Problem 4 — Dam cross-section

Set up. We are finding the cross-sectional area between two curves describing the dam's two faces, then scaling to mass using length and density.

(i) (1/4)x² = x ⇒ x² − 4x = 0 ⇒ x = 0 or x = 4 (which corresponds to y = 4).

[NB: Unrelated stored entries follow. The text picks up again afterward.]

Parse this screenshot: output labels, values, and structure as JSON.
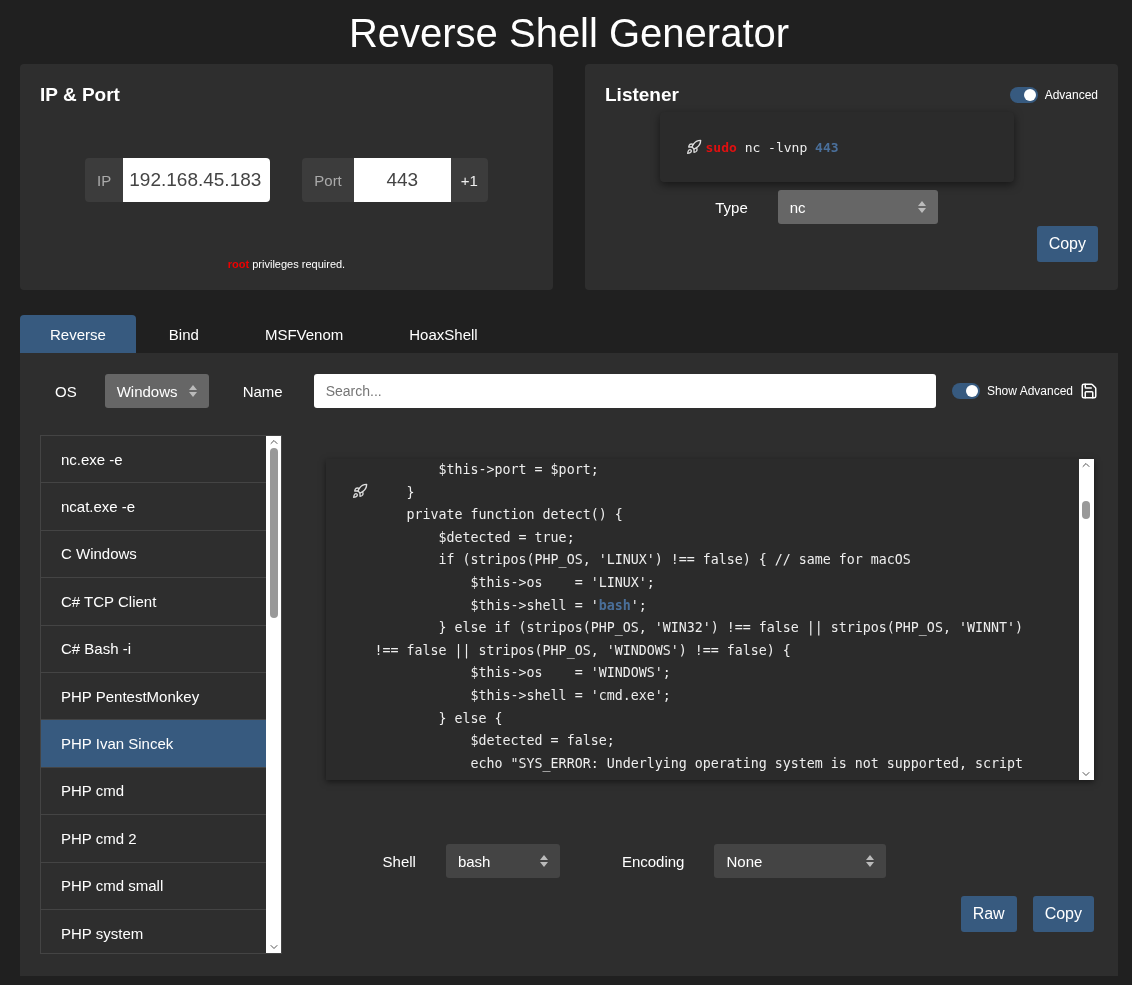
{
  "title": "Reverse Shell Generator",
  "ip_port": {
    "heading": "IP & Port",
    "ip_label": "IP",
    "ip_value": "192.168.45.183",
    "port_label": "Port",
    "port_value": "443",
    "increment": "+1",
    "note": "**root** privileges required."
  },
  "listener": {
    "heading": "Listener",
    "advanced": {
      "label": "Advanced",
      "on": true
    },
    "command": [
      {
        "text": "sudo",
        "kind": "sudo"
      },
      {
        "text": " nc -lvnp ",
        "kind": "plain"
      },
      {
        "text": "443",
        "kind": "port"
      }
    ],
    "type_label": "Type",
    "type_value": "nc",
    "copy": "Copy"
  },
  "tabs": [
    {
      "label": "Reverse",
      "selected": true
    },
    {
      "label": "Bind",
      "selected": false
    },
    {
      "label": "MSFVenom",
      "selected": false
    },
    {
      "label": "HoaxShell",
      "selected": false
    }
  ],
  "filters": {
    "os_label": "OS",
    "os_value": "Windows",
    "name_label": "Name",
    "search_placeholder": "Search...",
    "show_advanced": {
      "label": "Show Advanced",
      "on": true
    }
  },
  "shells": [
    {
      "label": "nc.exe -e",
      "selected": false
    },
    {
      "label": "ncat.exe -e",
      "selected": false
    },
    {
      "label": "C Windows",
      "selected": false
    },
    {
      "label": "C# TCP Client",
      "selected": false
    },
    {
      "label": "C# Bash -i",
      "selected": false
    },
    {
      "label": "PHP PentestMonkey",
      "selected": false
    },
    {
      "label": "PHP Ivan Sincek",
      "selected": true
    },
    {
      "label": "PHP cmd",
      "selected": false
    },
    {
      "label": "PHP cmd 2",
      "selected": false
    },
    {
      "label": "PHP cmd small",
      "selected": false
    },
    {
      "label": "PHP system",
      "selected": false
    }
  ],
  "code": [
    [
      {
        "text": "        $this->port = $port;",
        "kind": "plain"
      }
    ],
    [
      {
        "text": "    }",
        "kind": "plain"
      }
    ],
    [
      {
        "text": "    private function detect() {",
        "kind": "plain"
      }
    ],
    [
      {
        "text": "        $detected = true;",
        "kind": "plain"
      }
    ],
    [
      {
        "text": "        if (stripos(PHP_OS, 'LINUX') !== false) { // same for macOS",
        "kind": "plain"
      }
    ],
    [
      {
        "text": "            $this->os    = 'LINUX';",
        "kind": "plain"
      }
    ],
    [
      {
        "text": "            $this->shell = '",
        "kind": "plain"
      },
      {
        "text": "bash",
        "kind": "highlight"
      },
      {
        "text": "';",
        "kind": "plain"
      }
    ],
    [
      {
        "text": "        } else if (stripos(PHP_OS, 'WIN32') !== false || stripos(PHP_OS, 'WINNT')",
        "kind": "plain"
      }
    ],
    [
      {
        "text": "!== false || stripos(PHP_OS, 'WINDOWS') !== false) {",
        "kind": "plain"
      }
    ],
    [
      {
        "text": "            $this->os    = 'WINDOWS';",
        "kind": "plain"
      }
    ],
    [
      {
        "text": "            $this->shell = 'cmd.exe';",
        "kind": "plain"
      }
    ],
    [
      {
        "text": "        } else {",
        "kind": "plain"
      }
    ],
    [
      {
        "text": "            $detected = false;",
        "kind": "plain"
      }
    ],
    [
      {
        "text": "            echo \"SYS_ERROR: Underlying operating system is not supported, script",
        "kind": "plain"
      }
    ]
  ],
  "options": {
    "shell_label": "Shell",
    "shell_value": "bash",
    "encoding_label": "Encoding",
    "encoding_value": "None"
  },
  "buttons": [
    "Raw",
    "Copy"
  ]
}
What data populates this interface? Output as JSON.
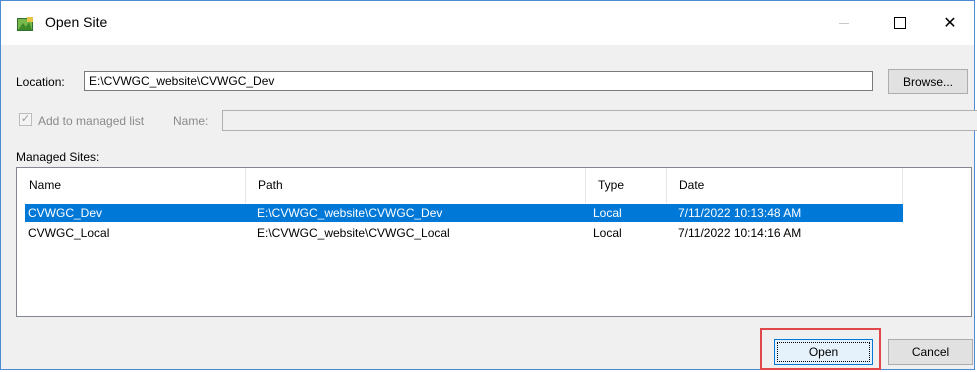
{
  "window": {
    "title": "Open Site",
    "icon": "site-folder-icon"
  },
  "location": {
    "label": "Location:",
    "value": "E:\\CVWGC_website\\CVWGC_Dev"
  },
  "browse_button": "Browse...",
  "managed_list": {
    "checkbox_label": "Add to managed list",
    "checked": true,
    "enabled": false,
    "name_label": "Name:",
    "name_value": ""
  },
  "managed_sites": {
    "label": "Managed Sites:",
    "columns": [
      "Name",
      "Path",
      "Type",
      "Date"
    ],
    "rows": [
      {
        "name": "CVWGC_Dev",
        "path": "E:\\CVWGC_website\\CVWGC_Dev",
        "type": "Local",
        "date": "7/11/2022 10:13:48 AM",
        "selected": true
      },
      {
        "name": "CVWGC_Local",
        "path": "E:\\CVWGC_website\\CVWGC_Local",
        "type": "Local",
        "date": "7/11/2022 10:14:16 AM",
        "selected": false
      }
    ]
  },
  "buttons": {
    "open": "Open",
    "cancel": "Cancel"
  },
  "colors": {
    "selection": "#0078d7",
    "highlight": "#e0474a"
  }
}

Faces meet at the base (0, 0) and the top (4, 4).

(ii) On (0, 4), x > (1/4)x² (test x = 2: 2 > 1). A = ∫₀⁴ (x − x²/4) dx = [x²/2 − x³/12]₀⁴ = 8 − 64/12 = 8 − 16/3 = 8/3 m² ≈ 2.667 m².

(iii) Volume = (8/3) × 50 = 400/3 m³. Mass = 400/3 × 2400 = 320 000 kg = 320 tonnes.

Problem 5 — Displacement vs distance

Set up. We are distinguishing the signed integral of velocity (net displacement) from the unsigned area between v(t) and 0 (total distance).

(i) 3t² − 12 = 0 ⇒ t = 2 (positive root). On [0, 2), v(t) < 0 (test t = 1: 3 − 12 = −9). On (2, 3], v(t) > 0.

(ii) Net displacement = ∫₀³ (3t² − 12) dt = [t³ − 12t]₀³ = 27 − 36 = −9 m. (Particle ends 9 m behind the start.)

(iii) Split at t = 2: Total distance = ∫₀² −(3t² − 12) dt + ∫₂³ (3t² − 12) dt = [−t³ + 12t]₀² + [t³ − 12t]₂³ = (−8 + 24) + ((27 − 36) − (8 − 24)) = 16 + (−9 − (−16)) = 16 + 7 = 23 m. Unsigned area between v and 0 ignores direction, so it adds the backwards travel (16 m) to the forwards travel (7 m). The net answer in (ii) instead subtracts them because the curve dips below the axis.